Pathogens that cause SSI are acquired either endogenously from the patients own flora or exogenously from contact with operative room personnel or the environment. In Dhar et al’s study on post caesarean section wound infections, the most common organism responsible for SSI were Staphylococcus aureus (31%) followed by the gram negative Escherichia coli group (19%). Polymicrobial infection was noted in 20% while 22% yielded no growth. This was probably due to the use of broad spectrum antibiotics prior to the wound swab. The main organisms found to be growing together were: Klebsiella and E. coli; Klebsiella and Proteus; Klebsiella and S. aureus; E. coli and coagulase- negative staphylococcus and E. coli and Proteus.(22) In the Danso and Adu-Sarkodie study, of the 53 wound infections recorded, microorganisms were isolated from 48(90%).
About 7.6% of patients who undergo C/S develop infection within 30days during the puerperium. Up to 80% of these infections occur after discharge from hospital. Only about 1.8% occur before hospital discharge. (32) Another study had shown that SSI occurred between the 3rd and 22nd day postoperatively with a median time of occurrence of 7days post operation.(46) This current study is consistent with the above findings: One of the patients (6%) was noted to have developed SSI by the 3rd day post operatively and the rest (94%) on the 2nd and 6th week post operatively.

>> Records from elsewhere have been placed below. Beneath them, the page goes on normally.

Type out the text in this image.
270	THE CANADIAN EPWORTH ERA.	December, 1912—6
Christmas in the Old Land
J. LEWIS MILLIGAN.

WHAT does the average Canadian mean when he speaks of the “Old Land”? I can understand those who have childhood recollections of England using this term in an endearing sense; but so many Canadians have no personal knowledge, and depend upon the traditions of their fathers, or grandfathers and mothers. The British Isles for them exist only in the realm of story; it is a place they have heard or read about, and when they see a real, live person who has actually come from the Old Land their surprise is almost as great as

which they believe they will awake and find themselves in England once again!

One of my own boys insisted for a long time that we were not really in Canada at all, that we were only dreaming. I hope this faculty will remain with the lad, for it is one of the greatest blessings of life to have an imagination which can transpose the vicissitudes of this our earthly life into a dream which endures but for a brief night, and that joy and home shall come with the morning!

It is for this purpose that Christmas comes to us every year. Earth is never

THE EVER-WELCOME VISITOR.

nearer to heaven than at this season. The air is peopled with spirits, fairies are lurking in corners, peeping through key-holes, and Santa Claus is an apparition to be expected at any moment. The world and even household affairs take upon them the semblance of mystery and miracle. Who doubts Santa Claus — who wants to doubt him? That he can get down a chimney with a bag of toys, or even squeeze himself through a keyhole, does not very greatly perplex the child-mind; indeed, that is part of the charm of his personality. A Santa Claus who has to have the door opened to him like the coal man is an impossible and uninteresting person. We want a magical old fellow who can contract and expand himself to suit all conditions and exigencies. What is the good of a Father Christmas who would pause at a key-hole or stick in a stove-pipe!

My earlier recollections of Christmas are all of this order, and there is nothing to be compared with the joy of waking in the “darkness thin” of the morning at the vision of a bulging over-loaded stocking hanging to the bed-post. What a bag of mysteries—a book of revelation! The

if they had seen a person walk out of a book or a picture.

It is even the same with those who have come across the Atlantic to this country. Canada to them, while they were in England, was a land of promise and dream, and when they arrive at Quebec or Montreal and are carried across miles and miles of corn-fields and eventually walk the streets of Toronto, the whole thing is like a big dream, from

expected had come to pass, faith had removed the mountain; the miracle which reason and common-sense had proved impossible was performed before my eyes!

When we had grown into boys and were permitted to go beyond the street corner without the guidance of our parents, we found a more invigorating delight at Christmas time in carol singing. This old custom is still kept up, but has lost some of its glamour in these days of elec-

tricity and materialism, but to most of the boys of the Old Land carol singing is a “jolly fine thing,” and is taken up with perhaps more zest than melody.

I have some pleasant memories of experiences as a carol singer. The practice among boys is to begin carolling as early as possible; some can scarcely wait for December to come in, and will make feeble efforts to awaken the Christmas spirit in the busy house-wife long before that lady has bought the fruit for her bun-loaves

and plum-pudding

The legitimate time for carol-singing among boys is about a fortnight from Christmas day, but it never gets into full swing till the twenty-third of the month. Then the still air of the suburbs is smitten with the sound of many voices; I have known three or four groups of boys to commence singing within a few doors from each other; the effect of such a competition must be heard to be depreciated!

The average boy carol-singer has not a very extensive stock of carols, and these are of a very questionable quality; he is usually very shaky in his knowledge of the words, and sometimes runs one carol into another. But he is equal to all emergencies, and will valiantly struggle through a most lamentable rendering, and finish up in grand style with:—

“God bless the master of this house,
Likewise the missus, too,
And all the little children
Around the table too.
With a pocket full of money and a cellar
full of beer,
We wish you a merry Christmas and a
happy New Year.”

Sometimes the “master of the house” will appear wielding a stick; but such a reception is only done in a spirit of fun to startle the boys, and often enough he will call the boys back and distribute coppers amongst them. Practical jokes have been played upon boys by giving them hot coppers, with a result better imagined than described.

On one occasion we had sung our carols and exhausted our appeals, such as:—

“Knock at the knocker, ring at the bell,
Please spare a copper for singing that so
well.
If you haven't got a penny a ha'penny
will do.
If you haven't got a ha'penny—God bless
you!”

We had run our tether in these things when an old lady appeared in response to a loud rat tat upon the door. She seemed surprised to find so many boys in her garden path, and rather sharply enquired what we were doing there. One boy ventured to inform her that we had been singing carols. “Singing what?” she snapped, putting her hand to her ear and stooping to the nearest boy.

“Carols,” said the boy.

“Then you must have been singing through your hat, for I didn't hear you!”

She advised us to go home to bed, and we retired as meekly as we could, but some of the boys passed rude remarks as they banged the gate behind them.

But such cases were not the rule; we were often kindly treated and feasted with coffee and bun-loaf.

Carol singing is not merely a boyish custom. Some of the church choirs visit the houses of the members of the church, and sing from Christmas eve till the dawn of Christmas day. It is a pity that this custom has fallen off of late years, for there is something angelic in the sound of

The experience of surgeons performing the C/S is a critical determinant of SSI. In a study on the incidence of post C/S by Mpogoro et al, it was shown that operations performed by an intern or junior surgeon increased the risk for SSI by 4 folds.(46) In the current study, however, SSI incidence among patients operated on by senior resident doctors was found to be higher (70%) than that of junior resident doctors (30%). This finding may be due to the fact that senior resident doctors did a larger number 86(50%) of the elective C/S than the junior resident doctors 68(40%). It could also be due to complacency on the parts of senior resident doctors in observing the basic tenets of surgery. The current study also showed that the incidence of SSI is higher 11(70%) with prolonged duration of surgery (> 60minutes) and this is consistent with findings from previous studies.(47,48) This study showed that patients who had spinal anaesthesia had higher incidence of SSI 15(93.8%) than those who had general anaesthesia 1(6.2%) and patients who had low transverse skin incision (pfannenstiel) had higher incidence of SSI 14(87.5%) than those who had midline skin incision 2(12.5%). This is not consistent with findings from previous studies.(41,42,45) This is because a very small proportion of the patients had general anaesthesia (3%) and midline incision (4%).